By The Associated Press
Today in History
Today is Friday, March 20, the 80th day of 2020. There are 286 days left in the year.
Today’s Highlight in History:
On March 20, 1854, the Republican Party of the United States was founded by slavery opponents at a schoolhouse in Ripon (RIH’-puhn), Wisconsin.
On this date:
In 1413, England’s King Henry IV died; he was succeeded by Henry V.
In 1760, a 10-hour fire erupted in Boston, destroying 349 buildings and burning 10 ships, but claiming no lives.
In 1815, Napoleon Bonaparte returned to Paris after escaping his exile on Elba, beginning his “Hundred Days” rule.

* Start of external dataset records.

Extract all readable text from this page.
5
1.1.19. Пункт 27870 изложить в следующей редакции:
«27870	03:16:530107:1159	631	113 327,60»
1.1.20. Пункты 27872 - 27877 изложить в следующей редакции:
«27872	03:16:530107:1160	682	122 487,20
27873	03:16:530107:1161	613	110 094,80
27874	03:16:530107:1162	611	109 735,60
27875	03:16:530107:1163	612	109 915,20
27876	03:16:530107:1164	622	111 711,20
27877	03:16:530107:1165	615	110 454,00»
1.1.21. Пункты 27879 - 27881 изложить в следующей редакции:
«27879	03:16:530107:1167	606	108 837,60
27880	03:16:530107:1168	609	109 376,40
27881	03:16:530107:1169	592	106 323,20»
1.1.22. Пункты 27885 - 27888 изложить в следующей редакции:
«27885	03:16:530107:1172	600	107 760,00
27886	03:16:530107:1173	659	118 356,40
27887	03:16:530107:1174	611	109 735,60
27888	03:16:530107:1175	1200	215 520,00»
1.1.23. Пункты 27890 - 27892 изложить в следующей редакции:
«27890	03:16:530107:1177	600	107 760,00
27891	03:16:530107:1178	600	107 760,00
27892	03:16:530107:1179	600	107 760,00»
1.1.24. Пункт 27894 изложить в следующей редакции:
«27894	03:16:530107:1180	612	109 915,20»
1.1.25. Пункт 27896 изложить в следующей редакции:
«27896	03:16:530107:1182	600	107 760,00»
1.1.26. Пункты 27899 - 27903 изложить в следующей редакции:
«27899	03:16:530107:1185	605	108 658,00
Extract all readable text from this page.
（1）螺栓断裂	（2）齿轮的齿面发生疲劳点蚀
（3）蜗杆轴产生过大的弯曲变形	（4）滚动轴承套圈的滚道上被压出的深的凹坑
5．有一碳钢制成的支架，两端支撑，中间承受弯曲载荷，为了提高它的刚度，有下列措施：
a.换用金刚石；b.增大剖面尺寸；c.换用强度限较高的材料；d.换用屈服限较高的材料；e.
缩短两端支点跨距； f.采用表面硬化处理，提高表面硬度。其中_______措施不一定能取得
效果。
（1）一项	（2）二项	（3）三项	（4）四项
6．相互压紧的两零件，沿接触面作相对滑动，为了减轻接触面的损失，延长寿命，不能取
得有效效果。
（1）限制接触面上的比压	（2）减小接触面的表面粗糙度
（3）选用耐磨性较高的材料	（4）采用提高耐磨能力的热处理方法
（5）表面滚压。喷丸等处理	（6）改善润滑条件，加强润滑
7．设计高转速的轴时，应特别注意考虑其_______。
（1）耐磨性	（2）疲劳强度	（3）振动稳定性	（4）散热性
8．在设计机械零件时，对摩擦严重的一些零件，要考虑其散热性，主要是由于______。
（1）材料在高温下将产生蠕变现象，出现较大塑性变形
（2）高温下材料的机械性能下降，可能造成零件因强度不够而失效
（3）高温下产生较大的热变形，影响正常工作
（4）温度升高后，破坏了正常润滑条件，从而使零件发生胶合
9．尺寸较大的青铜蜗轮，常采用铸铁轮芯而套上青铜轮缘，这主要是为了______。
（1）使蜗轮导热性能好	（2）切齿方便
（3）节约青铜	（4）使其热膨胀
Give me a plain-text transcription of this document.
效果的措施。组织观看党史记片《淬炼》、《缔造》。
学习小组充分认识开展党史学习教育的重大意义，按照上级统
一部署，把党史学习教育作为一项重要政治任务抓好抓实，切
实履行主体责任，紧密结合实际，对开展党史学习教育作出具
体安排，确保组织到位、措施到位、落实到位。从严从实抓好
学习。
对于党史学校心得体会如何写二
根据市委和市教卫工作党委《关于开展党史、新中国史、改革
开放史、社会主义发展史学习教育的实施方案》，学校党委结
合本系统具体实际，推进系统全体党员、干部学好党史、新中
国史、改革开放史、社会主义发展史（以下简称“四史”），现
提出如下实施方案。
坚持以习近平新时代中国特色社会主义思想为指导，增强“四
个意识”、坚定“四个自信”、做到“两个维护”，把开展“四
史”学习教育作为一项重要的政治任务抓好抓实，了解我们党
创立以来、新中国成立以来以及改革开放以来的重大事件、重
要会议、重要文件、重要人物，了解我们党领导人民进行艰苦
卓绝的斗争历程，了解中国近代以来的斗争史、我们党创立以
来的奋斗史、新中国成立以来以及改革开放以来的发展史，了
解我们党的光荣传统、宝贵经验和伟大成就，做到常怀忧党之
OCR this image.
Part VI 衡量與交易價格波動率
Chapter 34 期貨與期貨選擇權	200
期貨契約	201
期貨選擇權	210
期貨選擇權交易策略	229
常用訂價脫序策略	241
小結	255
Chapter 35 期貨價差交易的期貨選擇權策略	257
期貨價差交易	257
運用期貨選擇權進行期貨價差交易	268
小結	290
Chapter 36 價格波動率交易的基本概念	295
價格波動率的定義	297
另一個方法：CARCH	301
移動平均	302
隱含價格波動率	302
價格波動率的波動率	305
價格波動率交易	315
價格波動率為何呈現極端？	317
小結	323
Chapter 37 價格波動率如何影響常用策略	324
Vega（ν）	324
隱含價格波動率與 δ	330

In 1899, Martha M. Place of Brooklyn, New York, became the first woman to be executed in the electric chair as she was put to death at Sing Sing for the murder of her stepdaughter.
In 1933, the state of Florida electrocuted Giuseppe Zangara for shooting to death Chicago Mayor Anton J. Cermak at a Miami event attended by President-elect Franklin D. Roosevelt, the presumed target, the previous February.
In 1942, U.S. Army Gen. Douglas MacArthur, having evacuated the Philippines at the order of President Franklin D. Roosevelt, told reporters in Terowie, Australia: “I came out of Bataan, and I shall return.”
In 1952, the U.S. Senate ratified, 66-10, a Security Treaty with Japan.
In 1976, kidnapped newspaper heiress Patricia Hearst was convicted of armed robbery for her part in a San Francisco bank holdup carried out by the Symbionese Liberation Army. (Hearst was sentenced to seven years in prison; she was released after serving 22 months, and was pardoned in 2001 by President Bill Clinton.)